In Colombia muore il processo di pace

Il percorso avviato minaccia i fautori dello status quo, che vedono minacciati i loro privilegi. Sono centinaia i leader indigeni uccisi in una guerra a bassa intensità

In Colombia, nel disinteresse pressoché dominante dell’opinione pubblica internazionale (e dei più diffusi mass media), si consuma una strage continua, subdola, generalizzata. Vengono assassinati leader indigeni, rappresentanti contadini, membri di cooperative agricole, catechisti, ex guerriglieri delle Farc che avevano accettato di deporre le armi e seguivano programmi di reinserimento nella vita civile.

Dal dicembre 2016 – poco più di due anni e mezzo – sono 167 i dirigenti indigeni uccisi; 140 i guerriglieri Farc reinseriti. E’ l’Onic (l’Organizzazione nazionale indigena della Colombia) a renderlo noto. Si tratta di una guerra guerreggiata a bassa intensità che recide le speranze che il processo di pace avviato stava sollecitando includendo diffusi settori della società civile colombiana.

Ma perché questa insensata e cruenta recrudescenza della violenza più cieca che si abbatte sugli innocenti? Perché alcune frange molto potenti della società un processo di pace basato sulla giustizia assolutamente non lo vogliono, perché metterebbe in discussione il potere acquisito nel corso di decenni di dominazione e sfruttamento.

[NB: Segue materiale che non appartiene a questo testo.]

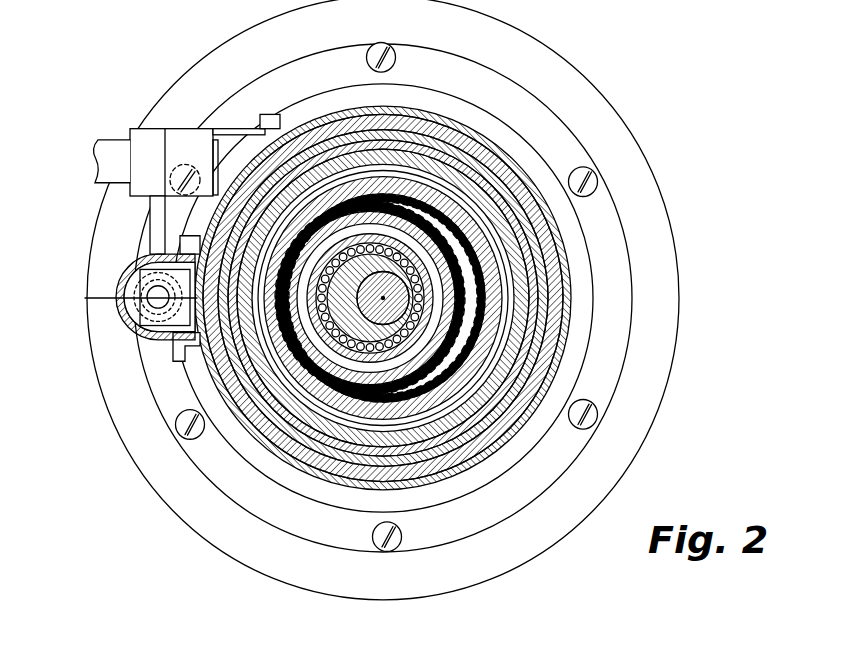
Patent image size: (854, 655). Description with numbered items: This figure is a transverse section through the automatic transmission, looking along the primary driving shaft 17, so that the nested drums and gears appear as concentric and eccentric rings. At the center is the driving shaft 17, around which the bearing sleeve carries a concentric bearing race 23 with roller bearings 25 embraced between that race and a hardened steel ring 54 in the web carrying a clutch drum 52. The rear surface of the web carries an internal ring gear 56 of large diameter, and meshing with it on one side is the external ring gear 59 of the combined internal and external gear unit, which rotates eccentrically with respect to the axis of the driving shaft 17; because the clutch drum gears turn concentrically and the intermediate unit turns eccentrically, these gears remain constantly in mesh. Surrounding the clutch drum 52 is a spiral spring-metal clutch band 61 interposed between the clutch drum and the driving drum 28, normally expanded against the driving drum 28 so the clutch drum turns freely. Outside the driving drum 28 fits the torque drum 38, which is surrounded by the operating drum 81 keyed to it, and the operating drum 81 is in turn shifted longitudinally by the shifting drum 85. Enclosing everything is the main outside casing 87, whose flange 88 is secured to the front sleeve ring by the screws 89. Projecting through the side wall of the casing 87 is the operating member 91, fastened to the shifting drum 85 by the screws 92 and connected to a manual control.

The primary driving shaft 17 is at (370, 297).
The concentric roller bearing races 23 is at (370, 298).
The roller bearings 25 is at (370, 298).
The driving drum 28 is at (383, 298).
The torque drum 38 is at (383, 298).
The clutch drum 52 is at (383, 298).
The hardened steel ring 54 is at (370, 298).
The internal ring gear 56 is at (383, 298).
The external ring gear 59 is at (370, 298).
The clutch band 61 is at (383, 298).
The operating drum 81 is at (383, 298).
The shifting drum 85 is at (383, 297).
The main outside casing 87 is at (383, 298).
The flange 88 is at (383, 300).
The screws 89 is at (387, 296).
The operating member 91 is at (141, 297).
The screws 92 is at (186, 237).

Redistribuire le terre coltivate, elevare i salari dei braccianti agricoli rendendoli più equi, riconoscere la piena legittimità delle organizzazioni collettive (e ce ne sono molte in Colombia, segno di una società viva che desidera riprendersi un protagonismo per troppo tempo soffocato e impedito), tutto questo non può essere tollerato da parte delle classi dominanti (i proprietari terrieri, i militari in alto grado corrotti, un establishment finanziario che specula sui prezzi di cotone, caffè e cacao e altri prodotti cardine dell’economia reale). Ecco perché il perpetuarsi della violenza contro chiunque metta in discussione l’ordine costituito.

Nonostante questo panorama disumano che incute paura e terrore nella gente, la Onic ha voluto ribadire la propria opzione per la pace “con giustizia sociale”. “Crediamo che il conflitto, la violenza e il ricorso alle armi non abbiano alcun futuro nel nostro paese!”.

Il metodo seguito da parte delle bande paramilitari è noto, ed è sempre lo stesso, adottato anni fa quando era presidente il leader dell’estrema destra Alvaro Uribe. Si mostrano cadaveri – più o meno sfigurati – e li si presenta come guerriglieri caduti in combattimento, mentre in realtà si tratta di giovani innocenti assassinati brutalmente dopo essere stati prelevati a forza dalle loro case, nelle fattorie agricole, nelle sedi sindacali, durante le riunioni di fede e le celebrazioni eucaristiche. Chi ha visto, avendo assistito al sequestro ed essendo stato presente, viene minacciato di fare la stessa fine. E’ un metodo efficacissimo per diffondere la paura, come un morbo micidiale, una malattia contagiosa che si diffonde inesorabile. Si tratta in genere – quelli che risultano desaparecidos – di persone impegnate anche nei processi di reinserimento sociale a cui il governo si era impegnato (negli accordi di pace) a garantire protezione e riparo nel caso di minacce. Ed è nelle aree rurali che avviene il peggio, come a ribadire che chi tocca la grande proprietà latifondista si fa male e muore.

E’ ben vero che una parte dei guerriglieri delle Farc è ritornata alla macchia, riprendendo le armi, ma si tratta di una piccola minoranza. Il governo però si appiglia a questa frangia come un pretesto per una strategia d’attacco a tutto il fronte degli ex guerriglieri che invece vogliono reinserirsi pacificamente nei villaggi e nelle città. Ai primi di settembre (in prossimità della Giornata internazionale della donna indigena del 5 settembre) è stata sequestrata e poi uccisa, secondo la denuncia di Asocata e Ascatidar, due associazioni indigene locali, e dell'Organización Nacional Indígena de Colombia (Onic), la leader indigena Makaguan Magdalena Cucubana, conosciuta in tutta la Colombia, profonda conoscitrice della sua gente.

E’ un momento cruciale per capire se si torna indietro agli anni terribili della repressione governativa e dei paramilitari o si vira decisamente in avanti, per una società riconciliata come vuole la gran parte del popolo colombiano.